Ceci est un apologue, ça se passe sur le plan imaginaire, encore qu’il ne serait pas difficile… et que toutes les coordonnées symboliques qui représentent, autour de cela, des niaiseries : marquis du XVIII° siècle, etc., jouent un rôle très important, car si je n’avais pas un certain nombre de fantasmes sur le sujet de ce que représente le profil, je ne l’aurais pas non plus reconnu dans la frange de mon rideau.
Ceci est un apologue, ça se passe sur le plan imaginaire, encore qu’il ne serait pas difficile… et que toutes les coordonnées symboliques qui représentent, autour de cela, des niaiseries : marquis du XVIII° siècle, etc., jouent un rôle très important, car si je n’avais pas un certain nombre de fantasmes sur le sujet de ce que représente le profil, je ne l’aurais pas non plus reconnu dans la frange de mon rideau.
Mais, laissons cela…
Ce que cela comporte sur le plan de la reconnaissance, à savoir que c’était bien comme ça huit jours auparavant, est lié à un phénomène de reconnaissance dans le présent.

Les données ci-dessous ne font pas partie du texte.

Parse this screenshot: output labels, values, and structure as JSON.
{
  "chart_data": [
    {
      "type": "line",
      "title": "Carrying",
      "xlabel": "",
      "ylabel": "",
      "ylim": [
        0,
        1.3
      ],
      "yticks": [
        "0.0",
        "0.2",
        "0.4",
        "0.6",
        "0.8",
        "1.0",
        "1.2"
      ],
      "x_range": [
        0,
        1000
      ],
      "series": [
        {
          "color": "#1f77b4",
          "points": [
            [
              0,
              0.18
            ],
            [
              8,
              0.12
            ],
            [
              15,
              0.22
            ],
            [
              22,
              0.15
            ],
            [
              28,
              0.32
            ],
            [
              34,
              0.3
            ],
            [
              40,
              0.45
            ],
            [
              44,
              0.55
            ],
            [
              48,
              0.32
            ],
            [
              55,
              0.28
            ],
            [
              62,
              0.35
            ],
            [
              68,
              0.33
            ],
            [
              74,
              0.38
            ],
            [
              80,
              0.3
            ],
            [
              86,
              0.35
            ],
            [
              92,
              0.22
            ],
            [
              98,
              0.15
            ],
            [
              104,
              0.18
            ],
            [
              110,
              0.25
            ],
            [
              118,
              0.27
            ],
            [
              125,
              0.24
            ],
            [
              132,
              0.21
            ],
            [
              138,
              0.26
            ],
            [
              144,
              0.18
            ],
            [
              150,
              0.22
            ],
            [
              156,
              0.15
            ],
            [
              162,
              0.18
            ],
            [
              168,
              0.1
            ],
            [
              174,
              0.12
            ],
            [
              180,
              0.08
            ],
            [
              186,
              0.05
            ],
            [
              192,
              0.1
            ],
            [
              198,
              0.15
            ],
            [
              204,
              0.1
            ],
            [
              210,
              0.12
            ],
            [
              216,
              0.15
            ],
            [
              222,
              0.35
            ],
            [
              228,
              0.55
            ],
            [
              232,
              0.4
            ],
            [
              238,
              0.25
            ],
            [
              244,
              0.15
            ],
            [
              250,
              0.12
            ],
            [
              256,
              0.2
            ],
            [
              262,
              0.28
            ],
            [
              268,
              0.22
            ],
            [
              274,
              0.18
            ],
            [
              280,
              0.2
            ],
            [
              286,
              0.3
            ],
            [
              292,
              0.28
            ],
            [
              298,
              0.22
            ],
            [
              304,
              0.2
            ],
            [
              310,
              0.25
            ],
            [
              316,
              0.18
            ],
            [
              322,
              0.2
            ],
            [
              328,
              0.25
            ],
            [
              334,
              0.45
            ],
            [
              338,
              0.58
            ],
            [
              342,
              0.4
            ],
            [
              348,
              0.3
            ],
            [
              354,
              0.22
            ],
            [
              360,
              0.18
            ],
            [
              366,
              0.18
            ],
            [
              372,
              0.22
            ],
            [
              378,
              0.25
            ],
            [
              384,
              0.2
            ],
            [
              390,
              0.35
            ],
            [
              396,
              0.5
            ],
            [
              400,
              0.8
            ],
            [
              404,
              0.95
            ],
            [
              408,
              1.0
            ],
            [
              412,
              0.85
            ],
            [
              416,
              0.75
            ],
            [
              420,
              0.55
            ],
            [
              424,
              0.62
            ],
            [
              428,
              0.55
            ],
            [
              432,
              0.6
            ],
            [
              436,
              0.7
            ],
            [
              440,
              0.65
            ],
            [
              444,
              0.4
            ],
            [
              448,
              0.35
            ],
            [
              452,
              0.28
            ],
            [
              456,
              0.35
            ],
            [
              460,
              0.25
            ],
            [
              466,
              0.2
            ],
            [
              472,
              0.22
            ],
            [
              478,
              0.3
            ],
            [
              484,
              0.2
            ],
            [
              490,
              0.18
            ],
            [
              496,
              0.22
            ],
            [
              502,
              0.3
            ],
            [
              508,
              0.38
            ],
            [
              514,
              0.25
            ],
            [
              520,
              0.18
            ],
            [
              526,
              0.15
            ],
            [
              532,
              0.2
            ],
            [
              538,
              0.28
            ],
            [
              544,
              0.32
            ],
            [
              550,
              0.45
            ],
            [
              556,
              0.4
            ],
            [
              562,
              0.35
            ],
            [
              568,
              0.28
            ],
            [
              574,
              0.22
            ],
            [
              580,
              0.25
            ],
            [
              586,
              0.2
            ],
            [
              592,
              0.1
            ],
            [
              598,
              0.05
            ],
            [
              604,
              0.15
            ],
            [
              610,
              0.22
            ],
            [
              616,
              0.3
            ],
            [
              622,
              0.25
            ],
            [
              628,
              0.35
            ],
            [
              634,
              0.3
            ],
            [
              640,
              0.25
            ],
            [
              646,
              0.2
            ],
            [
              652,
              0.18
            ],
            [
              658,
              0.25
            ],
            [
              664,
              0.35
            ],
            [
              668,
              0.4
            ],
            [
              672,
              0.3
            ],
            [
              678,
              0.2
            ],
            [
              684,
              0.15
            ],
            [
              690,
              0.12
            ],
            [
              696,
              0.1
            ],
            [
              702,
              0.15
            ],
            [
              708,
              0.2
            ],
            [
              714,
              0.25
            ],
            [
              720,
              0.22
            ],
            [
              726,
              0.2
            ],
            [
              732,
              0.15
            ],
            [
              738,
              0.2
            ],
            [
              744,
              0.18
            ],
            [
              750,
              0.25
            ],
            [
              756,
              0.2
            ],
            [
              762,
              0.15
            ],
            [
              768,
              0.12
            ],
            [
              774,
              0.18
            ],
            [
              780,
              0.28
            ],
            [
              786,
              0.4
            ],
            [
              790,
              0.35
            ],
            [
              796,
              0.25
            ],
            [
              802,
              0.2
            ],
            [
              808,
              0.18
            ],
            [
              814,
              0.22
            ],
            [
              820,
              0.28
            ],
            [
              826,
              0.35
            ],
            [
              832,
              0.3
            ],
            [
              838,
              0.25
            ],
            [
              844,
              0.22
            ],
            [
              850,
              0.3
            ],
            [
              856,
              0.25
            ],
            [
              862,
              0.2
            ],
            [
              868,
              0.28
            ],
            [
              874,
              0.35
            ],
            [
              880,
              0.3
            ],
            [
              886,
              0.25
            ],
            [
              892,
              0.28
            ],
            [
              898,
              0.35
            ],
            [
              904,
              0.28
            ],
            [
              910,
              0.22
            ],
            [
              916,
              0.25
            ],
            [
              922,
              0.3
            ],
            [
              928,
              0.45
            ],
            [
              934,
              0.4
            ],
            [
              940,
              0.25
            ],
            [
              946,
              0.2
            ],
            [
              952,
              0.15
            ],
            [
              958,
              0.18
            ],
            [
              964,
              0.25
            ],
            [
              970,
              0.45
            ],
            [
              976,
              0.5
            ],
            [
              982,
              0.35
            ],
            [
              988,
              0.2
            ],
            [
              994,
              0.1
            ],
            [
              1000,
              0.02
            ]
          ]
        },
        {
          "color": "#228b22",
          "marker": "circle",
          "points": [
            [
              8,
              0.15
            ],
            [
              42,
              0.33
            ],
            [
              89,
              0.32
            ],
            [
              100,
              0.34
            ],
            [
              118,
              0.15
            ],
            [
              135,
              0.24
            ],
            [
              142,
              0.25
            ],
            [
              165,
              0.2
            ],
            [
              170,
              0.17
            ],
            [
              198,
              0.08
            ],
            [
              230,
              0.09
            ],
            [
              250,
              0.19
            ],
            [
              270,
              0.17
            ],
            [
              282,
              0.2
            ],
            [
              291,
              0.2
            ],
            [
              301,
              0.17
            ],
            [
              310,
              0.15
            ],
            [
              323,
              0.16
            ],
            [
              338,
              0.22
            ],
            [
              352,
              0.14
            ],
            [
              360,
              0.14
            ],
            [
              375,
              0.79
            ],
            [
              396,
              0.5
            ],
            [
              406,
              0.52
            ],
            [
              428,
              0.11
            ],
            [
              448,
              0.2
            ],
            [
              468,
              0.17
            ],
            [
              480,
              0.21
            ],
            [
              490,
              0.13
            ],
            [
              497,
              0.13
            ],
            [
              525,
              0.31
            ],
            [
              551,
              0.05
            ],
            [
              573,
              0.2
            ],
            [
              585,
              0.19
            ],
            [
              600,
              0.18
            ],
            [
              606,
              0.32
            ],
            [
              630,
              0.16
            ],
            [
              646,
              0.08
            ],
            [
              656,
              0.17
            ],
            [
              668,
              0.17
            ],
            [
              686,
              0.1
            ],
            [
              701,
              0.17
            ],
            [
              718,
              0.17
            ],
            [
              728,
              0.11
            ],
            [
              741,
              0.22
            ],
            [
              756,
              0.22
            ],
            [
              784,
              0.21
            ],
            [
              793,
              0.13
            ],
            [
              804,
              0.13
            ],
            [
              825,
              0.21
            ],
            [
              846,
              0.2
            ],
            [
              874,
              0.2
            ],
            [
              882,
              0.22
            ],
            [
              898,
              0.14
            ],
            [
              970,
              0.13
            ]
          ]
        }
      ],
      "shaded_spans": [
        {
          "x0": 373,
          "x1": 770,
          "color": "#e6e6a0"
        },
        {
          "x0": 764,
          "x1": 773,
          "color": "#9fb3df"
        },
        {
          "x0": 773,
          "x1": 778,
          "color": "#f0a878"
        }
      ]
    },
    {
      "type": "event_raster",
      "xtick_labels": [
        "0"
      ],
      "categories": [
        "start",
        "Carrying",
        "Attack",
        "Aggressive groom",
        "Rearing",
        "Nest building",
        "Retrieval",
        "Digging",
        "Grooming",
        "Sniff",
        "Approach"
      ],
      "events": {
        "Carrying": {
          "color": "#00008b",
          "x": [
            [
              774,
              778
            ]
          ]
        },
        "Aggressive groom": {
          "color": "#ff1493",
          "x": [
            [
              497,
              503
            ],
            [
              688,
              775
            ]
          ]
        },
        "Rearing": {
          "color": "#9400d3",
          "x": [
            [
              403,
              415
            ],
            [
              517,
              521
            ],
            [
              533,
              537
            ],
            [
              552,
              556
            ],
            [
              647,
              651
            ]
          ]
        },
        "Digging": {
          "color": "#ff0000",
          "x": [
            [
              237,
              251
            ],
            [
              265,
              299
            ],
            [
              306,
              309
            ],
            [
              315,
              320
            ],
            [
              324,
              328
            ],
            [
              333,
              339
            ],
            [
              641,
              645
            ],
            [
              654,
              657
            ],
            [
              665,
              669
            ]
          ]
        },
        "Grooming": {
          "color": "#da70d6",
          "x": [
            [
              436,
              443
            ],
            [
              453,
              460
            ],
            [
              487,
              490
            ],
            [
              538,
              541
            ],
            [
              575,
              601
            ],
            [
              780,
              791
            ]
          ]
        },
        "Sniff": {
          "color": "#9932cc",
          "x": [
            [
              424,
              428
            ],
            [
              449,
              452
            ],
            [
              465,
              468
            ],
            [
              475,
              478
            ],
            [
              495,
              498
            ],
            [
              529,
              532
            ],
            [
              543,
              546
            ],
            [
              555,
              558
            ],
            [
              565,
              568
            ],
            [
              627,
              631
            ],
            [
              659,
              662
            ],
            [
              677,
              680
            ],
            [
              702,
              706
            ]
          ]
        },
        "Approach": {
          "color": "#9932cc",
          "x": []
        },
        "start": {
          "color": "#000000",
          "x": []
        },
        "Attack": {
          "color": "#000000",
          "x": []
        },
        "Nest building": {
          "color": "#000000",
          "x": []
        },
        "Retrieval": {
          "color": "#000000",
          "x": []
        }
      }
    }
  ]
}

C’est exactement ce que Freud, dans les Studien über Hysterie, emploie. Je dis emploie, quand il dit qu’il y avait quelques études sur la mémoire à cette époque, et s’y référait sur les souvenirs évoqués et sur la reconnaissance, la force actuelle et présente qui lui donne non pas forcément son poids et sa densité, mais tout simplement sa possibilité. Freud procède ainsi. Quand il ne sait plus à quel saint se vouer pour obtenir la reconstruction du sujet, il la prend toujours là avec la pression des mains sur le front, et il lui énumère toutes les années, tous les mois, toutes les semaines, voire tous les jours, les nommant un par un, « le mardi 17, le mercredi 18, etc. ». C’est-à-dire qu’il fait assez de confiance à ce qui depuis a été défini dans ses analyses qui ont été faites sur le sujet de ce que c’est que la mémoire, ce qu’on appelle le « temps socialisé », sur la structuration implicite du sujet par ce temps socialisé, pour penser que, quand il va arriver au point où l’aiguille de l’horloge croisera effectivement, à travers cette symbolisation qu’il en fait, le moment critique du sujet, le sujet dira: « ah oui, justement, ce jour-là, je me souviens de quelque chose ».
Je ne suis pas en train de confirmer si ça a réussi ou non. Freud nous dit que ça réussissait.